Seeking Self-Therapy

I’m feeling lost again.  I don’t know if it’s because that week that I was physiologically messed up and it’s taking awhile to level out,  if it’s because of the odd schedule of summer or if it’s just a certain point in this upheaval of my life this past year.  I just don’t know where to go from here, what to do to grow and change.  Yes, I know that I am slowly doing those things just by being where I am and doing what I am doing, but it all seems at a prolonged stand-still.  And it hurts.  So much.  I think I’ve pretty much decided to go back to my weekly meetings.  I think they helped, but I don’t think that I’ve worked all of the way through what I need to work through.  I think my healing was somewhat a victim of someone else’s path.  So, I guess it’s a positive thing that I am taking it upon myself to go back, on my terms, not on someone else’s.  So there is that…

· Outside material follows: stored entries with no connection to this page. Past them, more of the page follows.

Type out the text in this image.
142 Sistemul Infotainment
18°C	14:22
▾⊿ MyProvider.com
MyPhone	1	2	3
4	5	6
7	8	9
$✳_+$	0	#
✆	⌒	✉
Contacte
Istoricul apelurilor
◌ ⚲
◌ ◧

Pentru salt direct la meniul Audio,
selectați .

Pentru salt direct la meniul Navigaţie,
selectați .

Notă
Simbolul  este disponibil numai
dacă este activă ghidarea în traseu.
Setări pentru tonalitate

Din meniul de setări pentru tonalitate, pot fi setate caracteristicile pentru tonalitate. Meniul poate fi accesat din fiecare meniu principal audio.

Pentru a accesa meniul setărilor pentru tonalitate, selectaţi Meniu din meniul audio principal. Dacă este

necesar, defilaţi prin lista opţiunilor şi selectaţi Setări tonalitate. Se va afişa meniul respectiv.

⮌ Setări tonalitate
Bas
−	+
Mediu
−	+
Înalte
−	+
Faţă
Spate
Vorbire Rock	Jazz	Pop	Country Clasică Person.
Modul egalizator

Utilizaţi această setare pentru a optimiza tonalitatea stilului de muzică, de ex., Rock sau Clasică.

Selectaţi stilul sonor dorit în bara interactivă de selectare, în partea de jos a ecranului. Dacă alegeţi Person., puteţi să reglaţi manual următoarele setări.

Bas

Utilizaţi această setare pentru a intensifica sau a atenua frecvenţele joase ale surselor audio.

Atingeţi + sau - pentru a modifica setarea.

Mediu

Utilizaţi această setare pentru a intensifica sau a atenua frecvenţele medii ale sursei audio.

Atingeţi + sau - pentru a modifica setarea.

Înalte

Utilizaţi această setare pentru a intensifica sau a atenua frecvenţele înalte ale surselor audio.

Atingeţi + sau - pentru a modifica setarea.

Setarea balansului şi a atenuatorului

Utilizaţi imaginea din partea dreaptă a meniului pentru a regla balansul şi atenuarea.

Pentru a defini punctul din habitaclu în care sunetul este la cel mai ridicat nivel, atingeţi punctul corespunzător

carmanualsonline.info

The methods I have been using to keep my mind focused lately are knitting, reading on the internet and watching too much T.V.  Purposeful T.V., for what it’s worth, since the internet is my television.  Funny side note – we have lived here since January and didn’t figure it out until we moved into this larger space that we actually have cable.  For some odd reason I hooked up the cable to the television when I set it up and voila, dozens of channels of almost-nothing.  Crazy. 

My summer class is going okay, I guess.  I still lack study skills, something I really need to work on.  But I’m learning, and passing, the former being the important thing and the latter being quite useful in the scheme of things.  Work is, meh, work.  I need to become more disciplined in that area, too, since the state of my finances may dictate that I keep on working even once school starts.  That in addition to the supposed 15 hour a week job on the newspaper.  Oh, and the full load of classes.  And my home life – my children pretty much.

I need to set some goals and work on them every day.  I need to have a ‘New Years’ of sorts and wipe the slate clean and get a fresh start again.  My health, my finances and my personal life are the top 3.  Secondary items would by organization, cooking more and doing something to “give back”.  Most of my adult life I have considered the raising of the incredible individuals that play the real life part of my children as my main way of giving back.  But I think I can incorporate the two together and have an even greater outcome.

So, I think that now I’ve gotten some thoughts typed out here, I will sleep and think on them a bit, and then come back and get more detailed about it all.  Good Night.